Component of CNN and common CNN Architectures

Naomiehalioua
5 min readNov 2, 2021
A CNN sequence to classify handwritten digits (source: towarddatascience.com)

I/ Components of CNN

There are four types of layers for a convolutional neural network: the Convolution Layer, the Pooling Layer, the ReLU Correction Layer and the Fully-Connected Layer. In this chapter, I will explain how these different layers work.

Convolutional Layer

The convolution layer is the key component of convolutional neural networks, and is always at least their first layer.

Its goal is to identify the presence of a set of features in the images received as input. To do this, we perform a convolution filtering: the principle is to “drag” a window representing the feature on the image, and to calculate the convolution product between the feature and each portion of the scanned image. A feature is then seen as a filter: the two terms are equivalent in this context.

exemple of a Convolutional Layer with a Kernel 3x3

The convolution layer receives several images as input, and computes the convolution of each of them with each filter. The filters correspond exactly to the features we want to find in the images.

We obtain for each pair (image, filter) an activation map, or feature map, which tells us where the features are located in the image: the higher the value, the more the corresponding place in the image looks like the feature.

the features are not pre-defined according to a particular formalism, but learned by the network during the training phase! The kernels of the filters are the weights of the convolution layer. They are initialized and then updated by backpropagation of the gradient.

This is the strength of convolutional neural networks: they are able to determine by themselves the discriminating elements of an image

Pooling Layer

This type of layer is often placed between two convolution layers: it receives as input several feature maps, and applies to each of them the pooling operation.

The pooling operation consists in reducing the size of the images, while preserving their important characteristics. This means that we get the same number of feature maps in output as in input, but they are much smaller in term of size of the images. The idea is to improve the efficiency of the network and to avoid over-learning. The widely used pooling operations are average pooling and max pooling. For each block, or “pool”, the operation simply involves computing the 𝑚𝑎𝑥 ( or average )value, like this:

MaxPooling operations

ReLU correction layer

ReLU (Rectified Linear Units) refers to the real nonlinear function defined by ReLU(x)=max(0,x).

Relu function

The ReLU correction layer therefore replaces all negative values received as inputs with zeros. It plays the role of activation function.

Fully-Connect Layer

The fully-connected layer is always the last layer of a neural network, convolutional or not.

The last Fully-Connect layer is used to classify the input image of the network: it returns a vector of size N where N is the number of classes in our image classification problem. Each element of the vector indicates the probability for the input image to belong to a class.

To compute the probabilities, the fully-connected layer multiplies each input element by a weight, sums it up, then applies an activation function (logistic if N=2, softmax if N>2). This treatment amounts to multiplying the input vector by the matrix containing the weights. The fact that each input value is connected with all output values explains the term fully-connected.

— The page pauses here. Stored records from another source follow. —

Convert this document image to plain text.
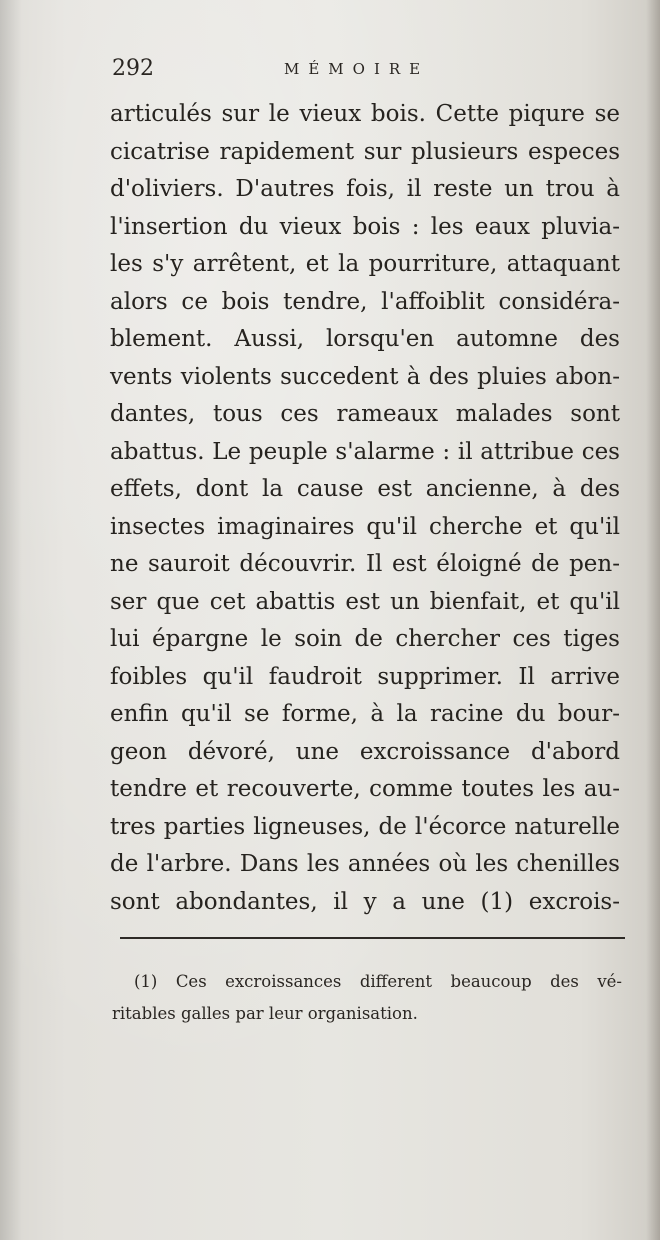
292	MÉMOIRE
articulés sur le vieux bois. Cette piqure se
cicatrise rapidement sur plusieurs especes
d'oliviers. D'autres fois, il reste un trou à
l'insertion du vieux bois : les eaux pluvia-
les s'y arrêtent, et la pourriture, attaquant
alors ce bois tendre, l'affoiblit considéra-
blement. Aussi, lorsqu'en automne des
vents violents succedent à des pluies abon-
dantes, tous ces rameaux malades sont
abattus. Le peuple s'alarme : il attribue ces
effets, dont la cause est ancienne, à des
insectes imaginaires qu'il cherche et qu'il
ne sauroit découvrir. Il est éloigné de pen-
ser que cet abattis est un bienfait, et qu'il
lui épargne le soin de chercher ces tiges
foibles qu'il faudroit supprimer. Il arrive
enfin qu'il se forme, à la racine du bour-
geon dévoré, une excroissance d'abord
tendre et recouverte, comme toutes les au-
tres parties ligneuses, de l'écorce naturelle
de l'arbre. Dans les années où les chenilles
sont abondantes, il y a une (1) excrois-
(1) Ces excroissances different beaucoup des vé-
ritables galles par leur organisation.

The convolutional neural network learns the values of the weights in the same way that it learns the filters of the convolution layer: during the training phase, by backpropagation of the gradient.

II/ Famous Architecture

There are several CNN architectures that have played a key role in building the algorithms that power AI. Some of these are listed and explained below:

LeNet-5 by Yann LeCun (1998)

Le Net Architecture

This architecture has become the standard model: stacking convolutions with an activation function, and pooling layers, and finishing the network with one or more fully connected layers ect.
TheNet-5 is one of the simplest architectures and has about 60,000 parameters. It has two convolutional layers and three fully connected layers (hence the number “5”). The averaging layer, as we know it today, was called the subsampling layer and had trainable weights ,which is not current CNN design practice.

AlexNet-8 (2012)

AlexNet architecture

The network had a very similar architecture as LeNet by Yann LeCun et al but was deeper, with 60M parameters, AlexNet has 8 layers ,5 convolutional and 3 fully-connected. They were the first to implement Rectified Linear Units (ReLUs) as activation functions after every convolutional and fully-connected layer. They also introduce dropout layers, used to avoid the neural network overfitting.

VGGNet -16 (2014)

The architecture of a VGGNet CNN

The building components of VGGNet are the same as LeNet and AlexNet. Its differe on an even deeper network with more convolutional, pooling, and dense layers. Other than that, there are no new components that are introduced here. VGGNet, also known as VGG-16, consists of 16 weight layers; 13 convolutional layers + 3 fully-connected layers. Its uniform architecture makes it very appealing in the deep learning community because it is very easy to understand. However, VGGNet consists of 138 million parameters, which is a bit challenging to handle.

ResNet-26 (2015)

ResNet architecture

ResNet is one of the early adopters of batch normalisation, with 26M parameters. It popularised skip connections they weren’t the first to use skip connections. This architecture design even deeper CNNs (up to 152 layers) without compromising model’s generalisation power. It’s among the first architecture to use batch normalisation.